Il concetto è espresso chiaramente anche in una colonna nella pagina dedicata alle opinioni del Daily Nation del 28 gennaio. Gli autori sono Mercy Mugecha e Joy Omwansa, di una rete che lavora per la sensibilizzazzione sul diritto alla salute riproduttiva. Il loro pezzo inizia con le domande che di solito si rivolgono alle donne vittime di violenza. “Com’era vestita?” “Perche era fuori da sola di notte?” “Ha provocato chi l’ha aggredita?” e altre del genere.
Potremmo dire “tutto il mondo è paese”. Sono le stesse domande e lo stesso atteggiamento che sperimentiamo anche in Italia e che, nonostante il grande lavoro fatto nel nostro paese, non sono ancora state sradicate dalla mente di molti dei nostri concittadini, uomini soprattutto, ma purtroppo anche donne.
Ma in Kenya c’è qualcosa di più, secondo Shyleen Bonareri. Ѐ ancora un’esperienza comune per troppe donne essere “educate” dai mariti. “Disciplined” è il termine usato, come si fa con i bambini, cui talvolta non si risparmia neppure una sculacciata, data a fin di bene.
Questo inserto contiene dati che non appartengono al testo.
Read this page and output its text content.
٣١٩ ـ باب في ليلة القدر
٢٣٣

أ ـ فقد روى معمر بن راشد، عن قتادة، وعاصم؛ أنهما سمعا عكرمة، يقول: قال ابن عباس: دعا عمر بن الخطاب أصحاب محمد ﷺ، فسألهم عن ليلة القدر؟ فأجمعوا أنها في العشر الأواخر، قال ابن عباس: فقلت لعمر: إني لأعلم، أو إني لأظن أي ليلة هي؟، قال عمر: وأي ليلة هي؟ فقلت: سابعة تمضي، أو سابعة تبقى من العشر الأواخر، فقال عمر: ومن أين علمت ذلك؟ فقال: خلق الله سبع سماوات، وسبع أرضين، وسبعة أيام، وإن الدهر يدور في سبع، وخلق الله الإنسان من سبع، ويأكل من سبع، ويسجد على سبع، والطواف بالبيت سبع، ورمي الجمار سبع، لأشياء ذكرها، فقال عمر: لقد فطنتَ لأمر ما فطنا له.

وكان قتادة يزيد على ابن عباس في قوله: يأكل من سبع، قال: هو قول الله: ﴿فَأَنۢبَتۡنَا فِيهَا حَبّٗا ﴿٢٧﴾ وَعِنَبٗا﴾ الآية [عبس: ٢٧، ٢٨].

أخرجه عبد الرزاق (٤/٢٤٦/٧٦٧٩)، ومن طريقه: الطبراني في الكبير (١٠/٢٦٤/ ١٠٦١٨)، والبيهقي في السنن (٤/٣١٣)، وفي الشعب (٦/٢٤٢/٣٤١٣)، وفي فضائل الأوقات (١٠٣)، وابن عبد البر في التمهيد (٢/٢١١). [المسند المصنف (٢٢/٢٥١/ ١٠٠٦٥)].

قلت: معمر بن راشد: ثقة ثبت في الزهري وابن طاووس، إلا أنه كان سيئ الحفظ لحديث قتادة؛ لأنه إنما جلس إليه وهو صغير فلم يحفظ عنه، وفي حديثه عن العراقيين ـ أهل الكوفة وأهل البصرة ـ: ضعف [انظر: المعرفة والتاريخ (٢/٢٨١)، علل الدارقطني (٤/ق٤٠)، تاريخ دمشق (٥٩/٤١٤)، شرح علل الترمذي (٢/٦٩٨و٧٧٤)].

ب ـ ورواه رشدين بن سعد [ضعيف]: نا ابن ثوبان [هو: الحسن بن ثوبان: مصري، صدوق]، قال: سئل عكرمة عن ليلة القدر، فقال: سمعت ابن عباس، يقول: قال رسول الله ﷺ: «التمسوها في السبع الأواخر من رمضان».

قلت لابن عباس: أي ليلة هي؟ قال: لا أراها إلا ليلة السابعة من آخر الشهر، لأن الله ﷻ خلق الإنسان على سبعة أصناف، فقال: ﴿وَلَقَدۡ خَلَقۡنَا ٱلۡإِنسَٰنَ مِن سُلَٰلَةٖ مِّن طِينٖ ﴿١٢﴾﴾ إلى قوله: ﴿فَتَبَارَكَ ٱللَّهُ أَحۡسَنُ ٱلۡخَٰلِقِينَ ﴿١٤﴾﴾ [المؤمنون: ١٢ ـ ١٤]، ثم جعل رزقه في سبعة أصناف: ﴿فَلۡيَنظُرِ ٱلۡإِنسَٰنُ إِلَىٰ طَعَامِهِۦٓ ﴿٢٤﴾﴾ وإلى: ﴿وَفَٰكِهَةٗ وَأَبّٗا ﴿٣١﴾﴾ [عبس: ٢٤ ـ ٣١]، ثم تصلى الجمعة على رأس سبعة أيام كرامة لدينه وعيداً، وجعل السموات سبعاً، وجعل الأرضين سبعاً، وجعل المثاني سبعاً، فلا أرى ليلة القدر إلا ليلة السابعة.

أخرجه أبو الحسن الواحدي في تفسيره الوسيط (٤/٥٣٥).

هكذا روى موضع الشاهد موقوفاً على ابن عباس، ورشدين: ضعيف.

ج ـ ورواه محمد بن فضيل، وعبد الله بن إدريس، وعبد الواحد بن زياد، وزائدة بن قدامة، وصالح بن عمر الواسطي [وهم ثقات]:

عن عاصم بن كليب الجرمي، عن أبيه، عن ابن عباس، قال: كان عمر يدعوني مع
Parecchi nel paese vedono la pratica addirittura come un segno di affetto, come se le donne fossero minorenni a vita e dovessero essere grate per l’impegno volto al loro miglioramento. E «simili idee patriarcali che si accompagnano con una strutturale ineguaglianza tra uomini e donne nella società kenyana costituiscono il terreno di coltura per la violenza».
Certo, non è così in tutte le famiglie e le coppie kenyane. Anzi, la situazione dei rapporti tra i sessi è in veloce evoluzione. Questo è, con ogni probabilità, un’altra causa del problema: un cambiamento che non va di pari passo. In una società patriarcale che sta perdendo il controllo dell’uomo, della famiglia, sulla donna, la mancata accettazione dei nuovi equilibri si trasforma in violenza.